Matt Quinn, spokesman for the Blue Ribbon Committee, says that it’s unlikely many undecided voters or A-Team supporters viewed the YouTube ads. The group did attach links to the YouTube ads on a few press releases, but media attention didn’t take off until the TV ad.

“I suspect it was mostly the believers,” he says. “A lot of it was about being a morale booster.”

It’s getting the message beyond the believers that can sometimes be daunting. While the easy access of the internet has given these activists their venue, the medium’s pervasiveness provides the biggest hurdle in getting the news to the right people. Where the TV news or a newspaper can surprise with an interesting story you hadn’t thought about, it’s not often that you find something on the internet without looking for it.

Hudson notes encouragingly that Foleygate unraveled quickly — he posted his blog on Sunday, a popular Washington blog had picked it up by Wednesday, and ABC had questioned Foley by the weekend.

“All it took was for one person to find it,” he says.

Through clever website tagging, Zotto’s site leads Google search results for “Thomas Sheridan vet” and “Thomas Sheridan Folly Road Animal Hospital.” But, of course, it means nothing if pet owners head to the yellow pages instead of a search engine to find their vet.

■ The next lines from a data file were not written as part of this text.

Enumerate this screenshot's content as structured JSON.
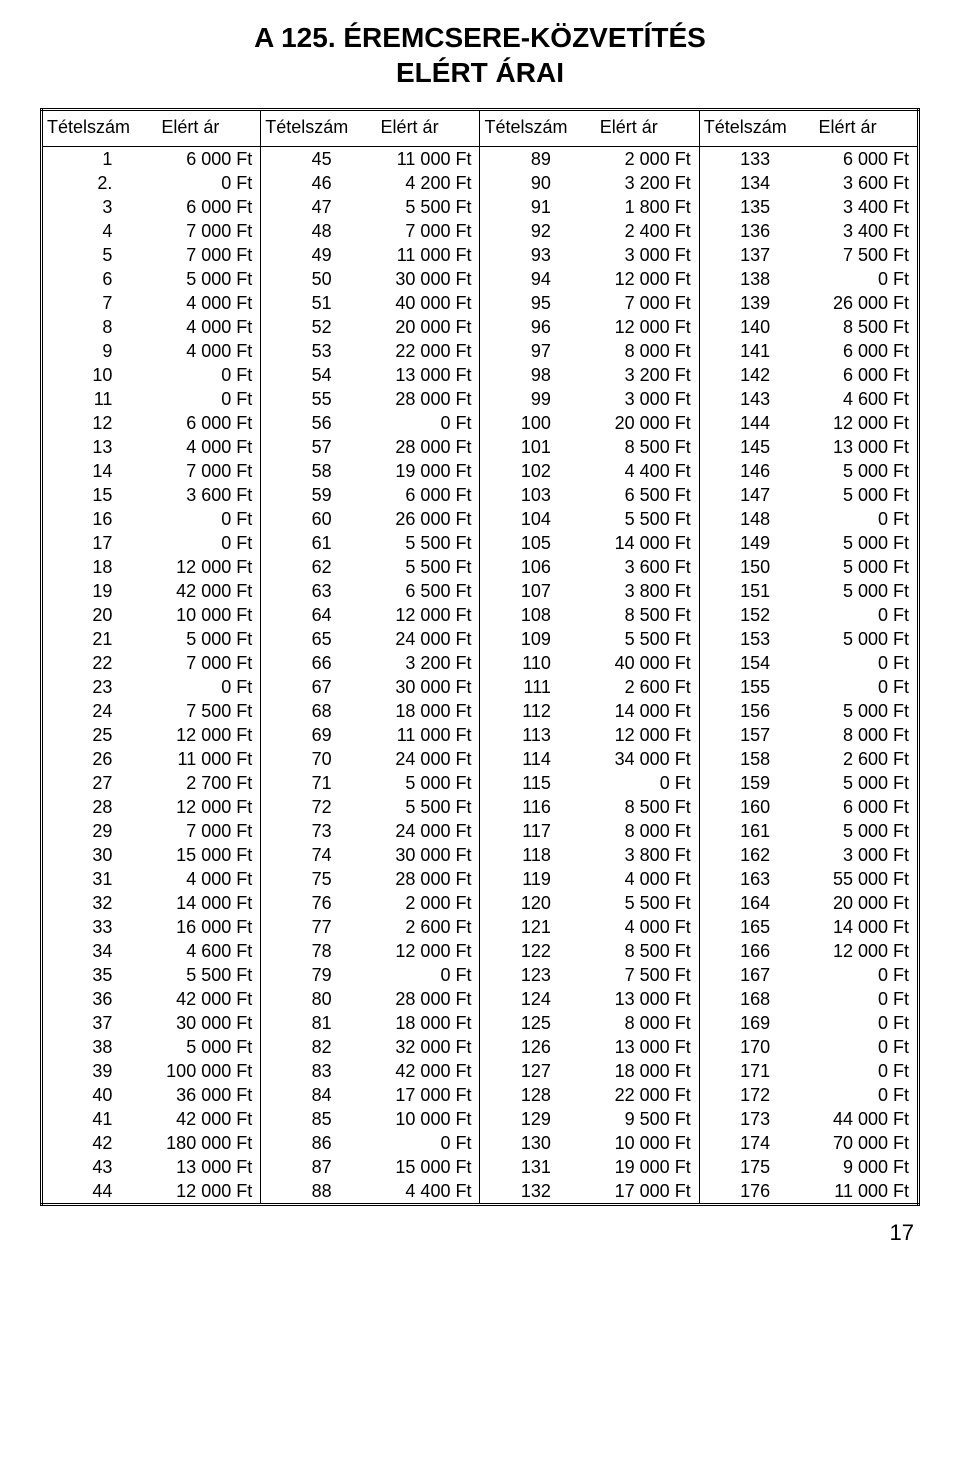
{
  "title_line1": "A 125. ÉREMCSERE-KÖZVETÍTÉS",
  "title_line2": "ELÉRT ÁRAI",
  "header_lot": "Tételszám",
  "header_price": "Elért ár",
  "page_number": "17",
  "columns": [
    [
      {
        "n": "1",
        "p": "6 000 Ft"
      },
      {
        "n": "2.",
        "p": "0 Ft"
      },
      {
        "n": "3",
        "p": "6 000 Ft"
      },
      {
        "n": "4",
        "p": "7 000 Ft"
      },
      {
        "n": "5",
        "p": "7 000 Ft"
      },
      {
        "n": "6",
        "p": "5 000 Ft"
      },
      {
        "n": "7",
        "p": "4 000 Ft"
      },
      {
        "n": "8",
        "p": "4 000 Ft"
      },
      {
        "n": "9",
        "p": "4 000 Ft"
      },
      {
        "n": "10",
        "p": "0 Ft"
      },
      {
        "n": "11",
        "p": "0 Ft"
      },
      {
        "n": "12",
        "p": "6 000 Ft"
      },
      {
        "n": "13",
        "p": "4 000 Ft"
      },
      {
        "n": "14",
        "p": "7 000 Ft"
      },
      {
        "n": "15",
        "p": "3 600 Ft"
      },
      {
        "n": "16",
        "p": "0 Ft"
      },
      {
        "n": "17",
        "p": "0 Ft"
      },
      {
        "n": "18",
        "p": "12 000 Ft"
      },
      {
        "n": "19",
        "p": "42 000 Ft"
      },
      {
        "n": "20",
        "p": "10 000 Ft"
      },
      {
        "n": "21",
        "p": "5 000 Ft"
      },
      {
        "n": "22",
        "p": "7 000 Ft"
      },
      {
        "n": "23",
        "p": "0 Ft"
      },
      {
        "n": "24",
        "p": "7 500 Ft"
      },
      {
        "n": "25",
        "p": "12 000 Ft"
      },
      {
        "n": "26",
        "p": "11 000 Ft"
      },
      {
        "n": "27",
        "p": "2 700 Ft"
      },
      {
        "n": "28",
        "p": "12 000 Ft"
      },
      {
        "n": "29",
        "p": "7 000 Ft"
      },
      {
        "n": "30",
        "p": "15 000 Ft"
      },
      {
        "n": "31",
        "p": "4 000 Ft"
      },
      {
        "n": "32",
        "p": "14 000 Ft"
      },
      {
        "n": "33",
        "p": "16 000 Ft"
      },
      {
        "n": "34",
        "p": "4 600 Ft"
      },
      {
        "n": "35",
        "p": "5 500 Ft"
      },
      {
        "n": "36",
        "p": "42 000 Ft"
      },
      {
        "n": "37",
        "p": "30 000 Ft"
      },
      {
        "n": "38",
        "p": "5 000 Ft"
      },
      {
        "n": "39",
        "p": "100 000 Ft"
      },
      {
        "n": "40",
        "p": "36 000 Ft"
      },
      {
        "n": "41",
        "p": "42 000 Ft"
      },
      {
        "n": "42",
        "p": "180 000 Ft"
      },
      {
        "n": "43",
        "p": "13 000 Ft"
      },
      {
        "n": "44",
        "p": "12 000 Ft"
      }
    ],
    [
      {
        "n": "45",
        "p": "11 000 Ft"
      },
      {
        "n": "46",
        "p": "4 200 Ft"
      },
      {
        "n": "47",
        "p": "5 500 Ft"
      },
      {
        "n": "48",
        "p": "7 000 Ft"
      },
      {
        "n": "49",
        "p": "11 000 Ft"
      },
      {
        "n": "50",
        "p": "30 000 Ft"
      },
      {
        "n": "51",
        "p": "40 000 Ft"
      },
      {
        "n": "52",
        "p": "20 000 Ft"
      },
      {
        "n": "53",
        "p": "22 000 Ft"
      },
      {
        "n": "54",
        "p": "13 000 Ft"
      },
      {
        "n": "55",
        "p": "28 000 Ft"
      },
      {
        "n": "56",
        "p": "0 Ft"
      },
      {
        "n": "57",
        "p": "28 000 Ft"
      },
      {
        "n": "58",
        "p": "19 000 Ft"
      },
      {
        "n": "59",
        "p": "6 000 Ft"
      },
      {
        "n": "60",
        "p": "26 000 Ft"
      },
      {
        "n": "61",
        "p": "5 500 Ft"
      },
      {
        "n": "62",
        "p": "5 500 Ft"
      },
      {
        "n": "63",
        "p": "6 500 Ft"
      },
      {
        "n": "64",
        "p": "12 000 Ft"
      },
      {
        "n": "65",
        "p": "24 000 Ft"
      },
      {
        "n": "66",
        "p": "3 200 Ft"
      },
      {
        "n": "67",
        "p": "30 000 Ft"
      },
      {
        "n": "68",
        "p": "18 000 Ft"
      },
      {
        "n": "69",
        "p": "11 000 Ft"
      },
      {
        "n": "70",
        "p": "24 000 Ft"
      },
      {
        "n": "71",
        "p": "5 000 Ft"
      },
      {
        "n": "72",
        "p": "5 500 Ft"
      },
      {
        "n": "73",
        "p": "24 000 Ft"
      },
      {
        "n": "74",
        "p": "30 000 Ft"
      },
      {
        "n": "75",
        "p": "28 000 Ft"
      },
      {
        "n": "76",
        "p": "2 000 Ft"
      },
      {
        "n": "77",
        "p": "2 600 Ft"
      },
      {
        "n": "78",
        "p": "12 000 Ft"
      },
      {
        "n": "79",
        "p": "0 Ft"
      },
      {
        "n": "80",
        "p": "28 000 Ft"
      },
      {
        "n": "81",
        "p": "18 000 Ft"
      },
      {
        "n": "82",
        "p": "32 000 Ft"
      },
      {
        "n": "83",
        "p": "42 000 Ft"
      },
      {
        "n": "84",
        "p": "17 000 Ft"
      },
      {
        "n": "85",
        "p": "10 000 Ft"
      },
      {
        "n": "86",
        "p": "0 Ft"
      },
      {
        "n": "87",
        "p": "15 000 Ft"
      },
      {
        "n": "88",
        "p": "4 400 Ft"
      }
    ],
    [
      {
        "n": "89",
        "p": "2 000 Ft"
      },
      {
        "n": "90",
        "p": "3 200 Ft"
      },
      {
        "n": "91",
        "p": "1 800 Ft"
      },
      {
        "n": "92",
        "p": "2 400 Ft"
      },
      {
        "n": "93",
        "p": "3 000 Ft"
      },
      {
        "n": "94",
        "p": "12 000 Ft"
      },
      {
        "n": "95",
        "p": "7 000 Ft"
      },
      {
        "n": "96",
        "p": "12 000 Ft"
      },
      {
        "n": "97",
        "p": "8 000 Ft"
      },
      {
        "n": "98",
        "p": "3 200 Ft"
      },
      {
        "n": "99",
        "p": "3 000 Ft"
      },
      {
        "n": "100",
        "p": "20 000 Ft"
      },
      {
        "n": "101",
        "p": "8 500 Ft"
      },
      {
        "n": "102",
        "p": "4 400 Ft"
      },
      {
        "n": "103",
        "p": "6 500 Ft"
      },
      {
        "n": "104",
        "p": "5 500 Ft"
      },
      {
        "n": "105",
        "p": "14 000 Ft"
      },
      {
        "n": "106",
        "p": "3 600 Ft"
      },
      {
        "n": "107",
        "p": "3 800 Ft"
      },
      {
        "n": "108",
        "p": "8 500 Ft"
      },
      {
        "n": "109",
        "p": "5 500 Ft"
      },
      {
        "n": "110",
        "p": "40 000 Ft"
      },
      {
        "n": "111",
        "p": "2 600 Ft"
      },
      {
        "n": "112",
        "p": "14 000 Ft"
      },
      {
        "n": "113",
        "p": "12 000 Ft"
      },
      {
        "n": "114",
        "p": "34 000 Ft"
      },
      {
        "n": "115",
        "p": "0 Ft"
      },
      {
        "n": "116",
        "p": "8 500 Ft"
      },
      {
        "n": "117",
        "p": "8 000 Ft"
      },
      {
        "n": "118",
        "p": "3 800 Ft"
      },
      {
        "n": "119",
        "p": "4 000 Ft"
      },
      {
        "n": "120",
        "p": "5 500 Ft"
      },
      {
        "n": "121",
        "p": "4 000 Ft"
      },
      {
        "n": "122",
        "p": "8 500 Ft"
      },
      {
        "n": "123",
        "p": "7 500 Ft"
      },
      {
        "n": "124",
        "p": "13 000 Ft"
      },
      {
        "n": "125",
        "p": "8 000 Ft"
      },
      {
        "n": "126",
        "p": "13 000 Ft"
      },
      {
        "n": "127",
        "p": "18 000 Ft"
      },
      {
        "n": "128",
        "p": "22 000 Ft"
      },
      {
        "n": "129",
        "p": "9 500 Ft"
      },
      {
        "n": "130",
        "p": "10 000 Ft"
      },
      {
        "n": "131",
        "p": "19 000 Ft"
      },
      {
        "n": "132",
        "p": "17 000 Ft"
      }
    ],
    [
      {
        "n": "133",
        "p": "6 000 Ft"
      },
      {
        "n": "134",
        "p": "3 600 Ft"
      },
      {
        "n": "135",
        "p": "3 400 Ft"
      },
      {
        "n": "136",
        "p": "3 400 Ft"
      },
      {
        "n": "137",
        "p": "7 500 Ft"
      },
      {
        "n": "138",
        "p": "0 Ft"
      },
      {
        "n": "139",
        "p": "26 000 Ft"
      },
      {
        "n": "140",
        "p": "8 500 Ft"
      },
      {
        "n": "141",
        "p": "6 000 Ft"
      },
      {
        "n": "142",
        "p": "6 000 Ft"
      },
      {
        "n": "143",
        "p": "4 600 Ft"
      },
      {
        "n": "144",
        "p": "12 000 Ft"
      },
      {
        "n": "145",
        "p": "13 000 Ft"
      },
      {
        "n": "146",
        "p": "5 000 Ft"
      },
      {
        "n": "147",
        "p": "5 000 Ft"
      },
      {
        "n": "148",
        "p": "0 Ft"
      },
      {
        "n": "149",
        "p": "5 000 Ft"
      },
      {
        "n": "150",
        "p": "5 000 Ft"
      },
      {
        "n": "151",
        "p": "5 000 Ft"
      },
      {
        "n": "152",
        "p": "0 Ft"
      },
      {
        "n": "153",
        "p": "5 000 Ft"
      },
      {
        "n": "154",
        "p": "0 Ft"
      },
      {
        "n": "155",
        "p": "0 Ft"
      },
      {
        "n": "156",
        "p": "5 000 Ft"
      },
      {
        "n": "157",
        "p": "8 000 Ft"
      },
      {
        "n": "158",
        "p": "2 600 Ft"
      },
      {
        "n": "159",
        "p": "5 000 Ft"
      },
      {
        "n": "160",
        "p": "6 000 Ft"
      },
      {
        "n": "161",
        "p": "5 000 Ft"
      },
      {
        "n": "162",
        "p": "3 000 Ft"
      },
      {
        "n": "163",
        "p": "55 000 Ft"
      },
      {
        "n": "164",
        "p": "20 000 Ft"
      },
      {
        "n": "165",
        "p": "14 000 Ft"
      },
      {
        "n": "166",
        "p": "12 000 Ft"
      },
      {
        "n": "167",
        "p": "0 Ft"
      },
      {
        "n": "168",
        "p": "0 Ft"
      },
      {
        "n": "169",
        "p": "0 Ft"
      },
      {
        "n": "170",
        "p": "0 Ft"
      },
      {
        "n": "171",
        "p": "0 Ft"
      },
      {
        "n": "172",
        "p": "0 Ft"
      },
      {
        "n": "173",
        "p": "44 000 Ft"
      },
      {
        "n": "174",
        "p": "70 000 Ft"
      },
      {
        "n": "175",
        "p": "9 000 Ft"
      },
      {
        "n": "176",
        "p": "11 000 Ft"
      }
    ]
  ]
}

“This day and age, people are checking things out,” Zotto says. “Hopefully.”

Just as the protesters of the 1960s were jailed, fined, or sued, the actions of internet activists is not without consequences. Nationally, bloggers are starting to get hauled into court for claims made on the web. The Media Law Resource Center, a nonprofit clearinghouse on the media and First Amendment rights, has catalogued more than 60 cases stemming from blogs or other internet posts, including a recent $50,000 award to a Georgia lawyer libeled on the web by a former client.

When Hudson’s identity was uncovered, ironically, by other bloggers, he was ousted from his new job with a national gay rights group. The Human Ritghts Campaign says it fired Hudson for using the group’s computers to administer the blog, according to the L.A. Times.

While Zotto continues to run her website in defiance of the three-month-old cease and desist demand, Hudson has hung up the StopSexPredators blog, relying on the political firestorm to scare off future Congressional page predators.

“The blog had a purpose and it served its purpose,” he says.